Rivoluzionare l’assistenza
Di una indispensabile rivoluzione a livello territoriale, parla Tiziana Frittelli, commissaria straordinaria del Grande ospedale metropolitano di Reggio Calabria. “Se non rivediamo l’attuale assetto dell’assistenza – evidenzia – il Dm 77 non arriverà da nessuna parte”. Secondo Frittelli, il decreto con cui si riorganizza il territorio rappresenta “un punto di avanzamento, ma ancora non si riesce a discutere il rapporto con il Dm70, che ha configurato la rete ospedaliera.
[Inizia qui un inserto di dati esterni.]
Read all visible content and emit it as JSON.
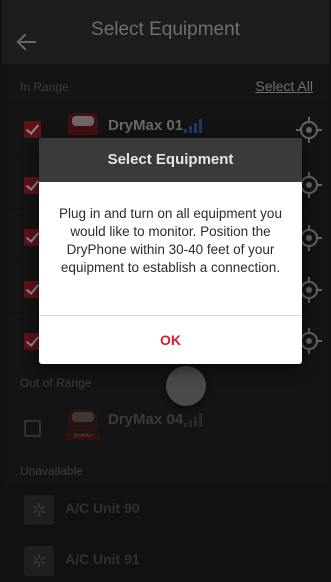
{
  "header": {
    "title": "Select Equipment"
  },
  "sections": {
    "in_range": "In Range",
    "select_all": "Select All",
    "out_of_range": "Out of Range",
    "unavailable": "Unavailable"
  },
  "in_range_items": [
    {
      "name": "DryMax 01",
      "checked": true,
      "signal": "strong"
    },
    {
      "name": "",
      "checked": true
    },
    {
      "name": "",
      "checked": true
    },
    {
      "name": "",
      "checked": true
    },
    {
      "name": "",
      "checked": true
    }
  ],
  "out_of_range_items": [
    {
      "name": "DryMax 04",
      "checked": false,
      "thumb_tag": "DryMAX"
    }
  ],
  "unavailable_items": [
    {
      "name": "A/C Unit 90"
    },
    {
      "name": "A/C Unit 91"
    }
  ],
  "dialog": {
    "title": "Select Equipment",
    "message": "Plug in and turn on all equipment you would like to monitor. Position the DryPhone within 30-40 feet of your equipment to establish a connection.",
    "ok_label": "OK"
  },
  "colors": {
    "accent_red": "#b3202a",
    "ok_red": "#d32030",
    "signal_blue": "#3a6db3",
    "dialog_header": "#3a3a3a"
  }
}
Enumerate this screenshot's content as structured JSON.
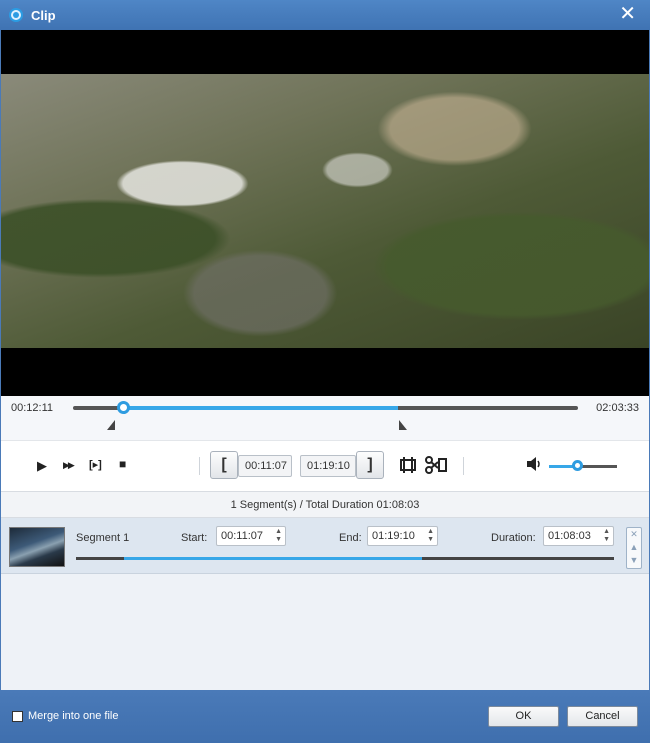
{
  "window": {
    "title": "Clip",
    "close_glyph": "✕"
  },
  "timeline": {
    "current_time": "00:12:11",
    "total_time": "02:03:33",
    "position_fraction": 0.1
  },
  "controls": {
    "play_glyph": "▶",
    "fast_forward_glyph": "▶▶",
    "play_selection_glyph": "[▸]",
    "stop_glyph": "■",
    "set_start_glyph": "[",
    "set_end_glyph": "]",
    "start_time": "00:11:07",
    "end_time": "01:19:10",
    "volume_glyph": "🔊",
    "volume_fraction": 0.42
  },
  "summary": "1 Segment(s) / Total Duration 01:08:03",
  "segments": [
    {
      "name": "Segment 1",
      "start_label": "Start:",
      "start": "00:11:07",
      "end_label": "End:",
      "end": "01:19:10",
      "duration_label": "Duration:",
      "duration": "01:08:03"
    }
  ],
  "footer": {
    "merge_label": "Merge into one file",
    "merge_checked": false,
    "ok_label": "OK",
    "cancel_label": "Cancel"
  },
  "colors": {
    "accent": "#37a7e8",
    "titlebar": "#4a7ab8"
  }
}
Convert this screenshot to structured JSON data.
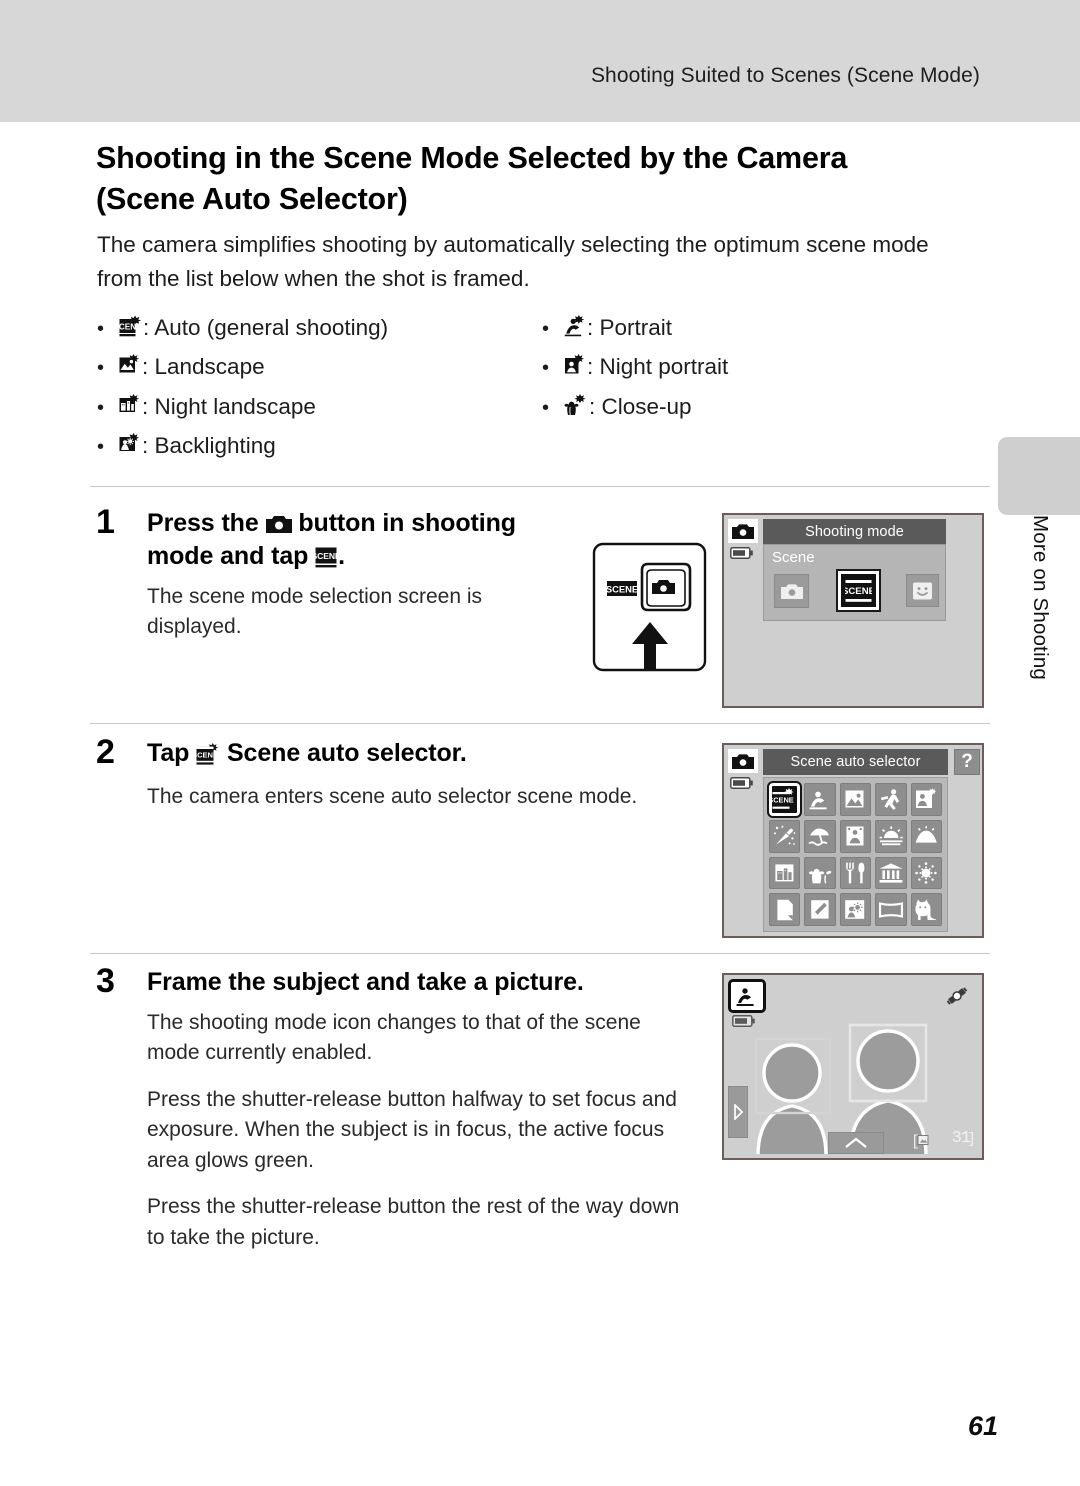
{
  "header": {
    "running_title": "Shooting Suited to Scenes (Scene Mode)"
  },
  "title": "Shooting in the Scene Mode Selected by the Camera (Scene Auto Selector)",
  "intro": "The camera simplifies shooting by automatically selecting the optimum scene mode from the list below when the shot is framed.",
  "scene_list": {
    "left_column": [
      {
        "icon": "scene-auto-selector-icon",
        "label": ": Auto (general shooting)"
      },
      {
        "icon": "landscape-icon",
        "label": ": Landscape"
      },
      {
        "icon": "night-landscape-icon",
        "label": ": Night landscape"
      },
      {
        "icon": "backlighting-icon",
        "label": ": Backlighting"
      }
    ],
    "right_column": [
      {
        "icon": "portrait-icon",
        "label": ": Portrait"
      },
      {
        "icon": "night-portrait-icon",
        "label": ": Night portrait"
      },
      {
        "icon": "close-up-icon",
        "label": ": Close-up"
      }
    ]
  },
  "steps": [
    {
      "number": "1",
      "heading_part1": "Press the ",
      "heading_icon": "camera-mode-button-icon",
      "heading_part2": " button in shooting mode and tap ",
      "heading_icon2": "scene-icon",
      "heading_part3": ".",
      "body": [
        "The scene mode selection screen is displayed."
      ]
    },
    {
      "number": "2",
      "heading_part1": "Tap ",
      "heading_icon": "scene-auto-selector-icon",
      "heading_part2": " Scene auto selector.",
      "body": [
        "The camera enters scene auto selector scene mode."
      ]
    },
    {
      "number": "3",
      "heading_part1": "Frame the subject and take a picture.",
      "body": [
        "The shooting mode icon changes to that of the scene mode currently enabled.",
        "Press the shutter-release button halfway to set focus and exposure. When the subject is in focus, the active focus area glows green.",
        "Press the shutter-release button the rest of the way down to take the picture."
      ]
    }
  ],
  "illustrations": {
    "button_diagram": {
      "scene_label": "SCENE",
      "button_icon": "camera-mode-button-icon",
      "arrow": "up-arrow-icon"
    },
    "screen1": {
      "titlebar": "Shooting mode",
      "sublabel": "Scene",
      "modes": [
        {
          "icon": "auto-mode-icon",
          "selected": false
        },
        {
          "icon": "scene-icon",
          "selected": true
        },
        {
          "icon": "smart-portrait-icon",
          "selected": false
        }
      ],
      "status_icons": [
        "camera-icon",
        "battery-icon"
      ]
    },
    "screen2": {
      "titlebar": "Scene auto selector",
      "help_label": "?",
      "status_icons": [
        "camera-icon",
        "battery-icon"
      ],
      "grid_icons": [
        "scene-auto-selector-icon",
        "portrait-icon",
        "landscape-icon",
        "sports-icon",
        "night-portrait-icon",
        "party-indoor-icon",
        "beach-icon",
        "snow-icon",
        "sunset-icon",
        "dusk-dawn-icon",
        "night-landscape-icon",
        "close-up-icon",
        "food-icon",
        "museum-icon",
        "fireworks-icon",
        "copy-icon",
        "draw-icon",
        "backlighting-icon",
        "panorama-icon",
        "pet-portrait-icon"
      ],
      "selected_index": 0
    },
    "screen3": {
      "mode_badge_icon": "portrait-icon",
      "status_icons": [
        "battery-icon",
        "camera-shake-icon"
      ],
      "left_tab_icon": "right-chevron-icon",
      "bottom_tab_icon": "up-chevron-icon",
      "memory_icon": "memory-card-icon",
      "shots_remaining": "31",
      "subjects": [
        "person-silhouette",
        "person-silhouette"
      ],
      "focus_frames": 2
    }
  },
  "side_tab": {
    "label": "More on Shooting"
  },
  "page_number": "61",
  "colors": {
    "header_band": "#d7d7d7",
    "lcd_background": "#cfcfcf",
    "titlebar": "#5a5a5a",
    "panel": "#b5b5b5",
    "icon_tile": "#8e8e8e",
    "rule": "#c9c9c9"
  }
}
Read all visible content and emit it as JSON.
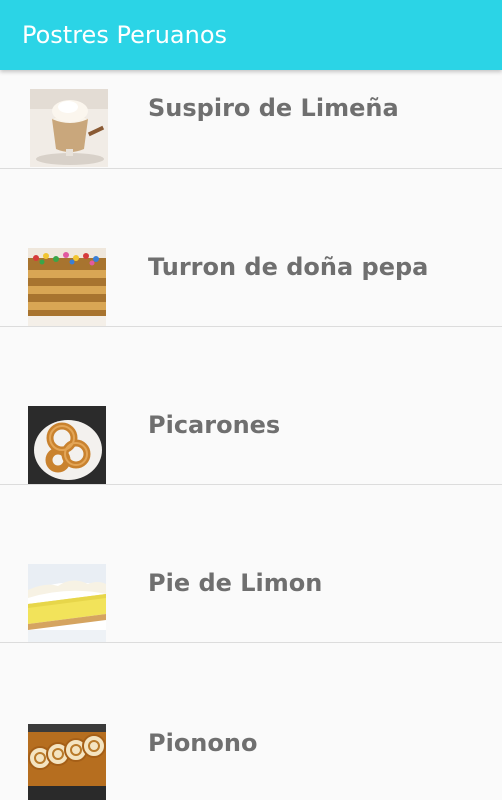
{
  "app": {
    "title": "Postres Peruanos",
    "accent_color": "#2bd4e6"
  },
  "list": {
    "items": [
      {
        "label": "Suspiro de Limeña",
        "image": "suspiro-dessert-photo"
      },
      {
        "label": "Turron de doña pepa",
        "image": "turron-dessert-photo"
      },
      {
        "label": "Picarones",
        "image": "picarones-dessert-photo"
      },
      {
        "label": "Pie de Limon",
        "image": "lemon-pie-dessert-photo"
      },
      {
        "label": "Pionono",
        "image": "pionono-dessert-photo"
      }
    ]
  }
}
Abbiamo purtroppo dei vincoli di contesto drammatici: l’aumento della spesa pensionistica, gravata dalla denatalità, la parcellizzazione della spesa sociale e sanitaria”.
Cambiamento culturale
Sulla rivoluzione culturale interviene Laura Patrucco, presidente della Associazione scientifica per la sanità digitale, “per dare nuovo valore e significato al digitale pensato per le persone. Spesso si tende a considerare la tecnologia come un mondo asettico e si considera meno l’utilizzatore finale. La rivoluzione culturale deve dare una nuova consapevolezza”. In questa fase di cambiamento, per Patrucco svolge un ruolo importante l’advocacy “che deve riferirsi alla sanità digitale per mettere al centro l’umanità di cui oggi vogliamo essere portatori di interesse”. E a proposito di cultura universitaria, “dovremmo – suggerisce – essere noi donne a convincerci del nostro valore. Mi auguro che il Manifesto sia la chiave di volta per creare una community, inclusiva del mondo maschile che ha bisogno di essere acculturato”.
Umanizzazione delle cure
“Il rapporto fra medici e pazienti va curato dal punto di vista della comunicazione e del trasferimento delle conoscenze”, conclude Anna Lisa Mandorino, segretaria generale di Cittadinanza Attiva. “Gli operatori – afferma – hanno bisogno di cogliere i punti di osservazione dei cittadini. C’è un divario di potere che va colmato, ma va ribadito che della malattia vada eliminata la sofferenza dei processi e della mancata innovazione. L’umanizzazione – spiega – è ridurre la sofferenza umana che non è una stretta di mano. L’umanizzazione – ribadisce – passa attraverso la riduzione di una sofferenza evitabile”.